I too have this very issue. I am divorced, raising a child alone. I have
little or no help from the father so must do this by myself, and it's a
labor of love I embrace wholly. I could take on the legal fight and
change her name to my own maiden name, but what am I accomplishing
here?



Nothing, because I am giving her yet another man's name - that of my
father - who is also not involved, even slightly, in raising her.



Wearing the man's name comes from the Roman and feudal systems, so that it was known under which man's household a woman lived.



But what man is protecting me now? Providing me a home? Not a one, I tell you.....

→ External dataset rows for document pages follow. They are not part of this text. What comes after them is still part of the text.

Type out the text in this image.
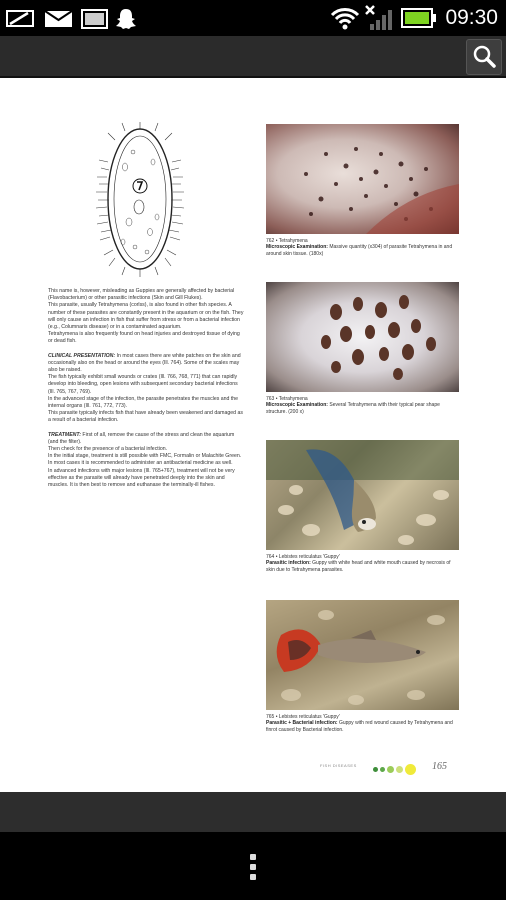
09:30

This name is, however, misleading as Guppies are generally affected by bacterial (Flavobacterium) or other parasitic infections (Skin and Gill Flukes).

This parasite, usually Tetrahymena (corlss), is also found in other fish species. A number of these parasites are constantly present in the aquarium or on the fish. They will only cause an infection in fish that suffer from stress or from a bacterial infection (e.g., Columnaris disease) or in a contaminated aquarium.

Tetrahymena is also frequently found on head injuries and destroyed tissue of dying or dead fish.

CLINICAL PRESENTATION: In most cases there are white patches on the skin and occasionally also on the head or around the eyes (Ill. 764). Some of the scales may also be raised.

The fish typically exhibit small wounds or crates (Ill. 766, 768, 771) that can rapidly develop into bleeding, open lesions with subsequent secondary bacterial infections (Ill. 765, 767, 769).

In the advanced stage of the infection, the parasite penetrates the muscles and the internal organs (Ill. 761, 772, 773).

This parasite typically infects fish that have already been weakened and damaged as a result of a bacterial infection.

TREATMENT: First of all, remove the cause of the stress and clean the aquarium (and the filter).

Then check for the presence of a bacterial infection.

In the initial stage, treatment is still possible with FMC, Formalin or Malachite Green.

In most cases it is recommended to administer an antibacterial medicine as well.

In advanced infections with major lesions (Ill. 765+767), treatment will not be very effective as the parasite will already have penetrated deeply into the skin and muscles. It is then best to remove and euthanase the terminally-ill fishes.

762 • Tetrahymena
Microscopic Examination: Massive quantity (x304) of parasite Tetrahymena in and around skin tissue. (180x)
763 • Tetrahymena
Microscopic Examination: Several Tetrahymena with their typical pear shape structure. (200 x)
764 • Lebistes reticulatus 'Guppy'
Parasitic infection: Guppy with white head and white mouth caused by necrosis of skin due to Tetrahymena parasites.
765 • Lebistes reticulatus 'Guppy'
Parasitic + Bacterial infection: Guppy with red wound caused by Tetrahymena and finrot caused by Bacterial infection.
FISH DISEASES	165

I find this extremely irritating, that even in 'modern' society, where
everything is supposedly equal now, I am still not permitted legally to pass my
own identity to my daughter in the form of a name. I am living within
the confines of a system which declares that I hold the responsibility for my child but the credit for her identity will be credited
to a man not much involved in her raising. His contribution, in the form
of semen, is legally and culturally recognized as granting ownership of her name. I
have no name to give, unless I invent one, go to court, and then piss
everyone off as a radical eccentric feminist.



When all I want is my own identity, and a chance to pass that to my child.


So, in the spirit of allowing a woman to be truly herself, I have decided to let my daughter make the decision to decide on her own
identity when she is older. She can pick any name she likes for herself
when she feels she has sufficient knowledge of herself to determine
what that should be....and it may be that she decides that is her current
name.



Be that as it may.

I shall likely create my own last name to serve as my identity very soon, though my dear old dad will be wounded by this act. It's not that his name isn't good enough. To carry it and nothing else negates my mother's contributions to my upbringing, and sense of self.

You can say, but this will wreck everything! We won't know who is who's child because they'll be wearing a million different names.

Well, isn't that how names arose in the first place? If you were the baker, you became Baker. If you were a smith, you became Smith. Names used to be more tied to profession. They were also tied to invading and conquering lords who seized lands you were living on. So don't argue with me about names and tracking bloodlines.


I conclude this little meditation on feminine identity with a brief note to scholarly feminists: Please stop writing about eco-feminism, cosmic feminism, etc. That's reaching into the nebula for far away insights as to the origins of our current dilemmas. Let's work instead to do away with the paternalistic conventions that keep us from realizing our true identity as women, ok?